The complete modified applet source is on the CD-ROM that accompanies this book as urlFetcher_Mod.java in the tsvContentHandler directory. Figure 24.2 shows what the applet will look like when displaying text/tab-separated-values. The file displayed in the figure is included on the CD-ROM as example.tsv.

Figure 24.2 : The urlFetcher_Mod applet.

Most HTTP daemons should return the correct content type for files ending in .tsv. Many Web browsers have a menu option that shows you information such as the content type about a URL (for example, the View | Document Info option in Netscape Navigator). You can use this feature to see what MIME type the sample data is being returned as.

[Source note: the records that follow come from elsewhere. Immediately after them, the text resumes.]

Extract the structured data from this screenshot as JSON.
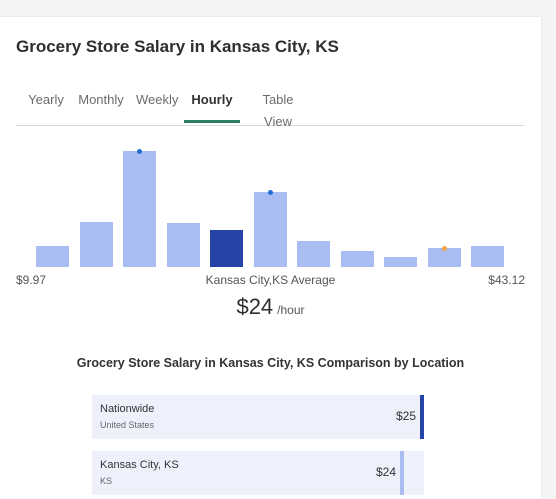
{
  "title": "Grocery Store Salary in Kansas City, KS",
  "tabs": [
    {
      "label": "Yearly",
      "active": false
    },
    {
      "label": "Monthly",
      "active": false
    },
    {
      "label": "Weekly",
      "active": false
    },
    {
      "label": "Hourly",
      "active": true
    },
    {
      "label": "Table View",
      "active": false
    }
  ],
  "chart_data": {
    "type": "bar",
    "bars": [
      {
        "level": 0.18,
        "highlight": false,
        "marker": null
      },
      {
        "level": 0.39,
        "highlight": false,
        "marker": null
      },
      {
        "level": 1.0,
        "highlight": false,
        "marker": "#1f6fd6"
      },
      {
        "level": 0.38,
        "highlight": false,
        "marker": null
      },
      {
        "level": 0.32,
        "highlight": true,
        "marker": null
      },
      {
        "level": 0.65,
        "highlight": false,
        "marker": "#1f6fd6"
      },
      {
        "level": 0.22,
        "highlight": false,
        "marker": null
      },
      {
        "level": 0.14,
        "highlight": false,
        "marker": null
      },
      {
        "level": 0.09,
        "highlight": false,
        "marker": null
      },
      {
        "level": 0.16,
        "highlight": false,
        "marker": "#f0a446"
      },
      {
        "level": 0.18,
        "highlight": false,
        "marker": null
      }
    ],
    "range_min": "$9.97",
    "range_max": "$43.12"
  },
  "average": {
    "label": "Kansas City,KS Average",
    "amount": "$24",
    "unit": "/hour"
  },
  "comparison": {
    "title": "Grocery Store Salary in Kansas City, KS Comparison by Location",
    "rows": [
      {
        "name": "Nationwide",
        "sub": "United States",
        "value": "$25",
        "fraction": 1.0,
        "color": "#2444a8"
      },
      {
        "name": "Kansas City, KS",
        "sub": "KS",
        "value": "$24",
        "fraction": 0.94,
        "color": "#a9bdf2"
      }
    ]
  },
  "colors": {
    "bar": "#a9bdf2",
    "bar_highlight": "#2444a8",
    "tab_active_underline": "#2f7d63"
  }
}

If the data does not show up as text/tab-separated-values, try one of the following things:

Summary

After reading this chapter, you should have an understanding of how Java can be extended fairly easily to deal with new application protocols and data formats. You now know what classes you have to derive your handlers from (URLConnection and URLStreamHandler for protocol handlers, ContentHandler for content handlers) and how to get Java to load the new handler classes.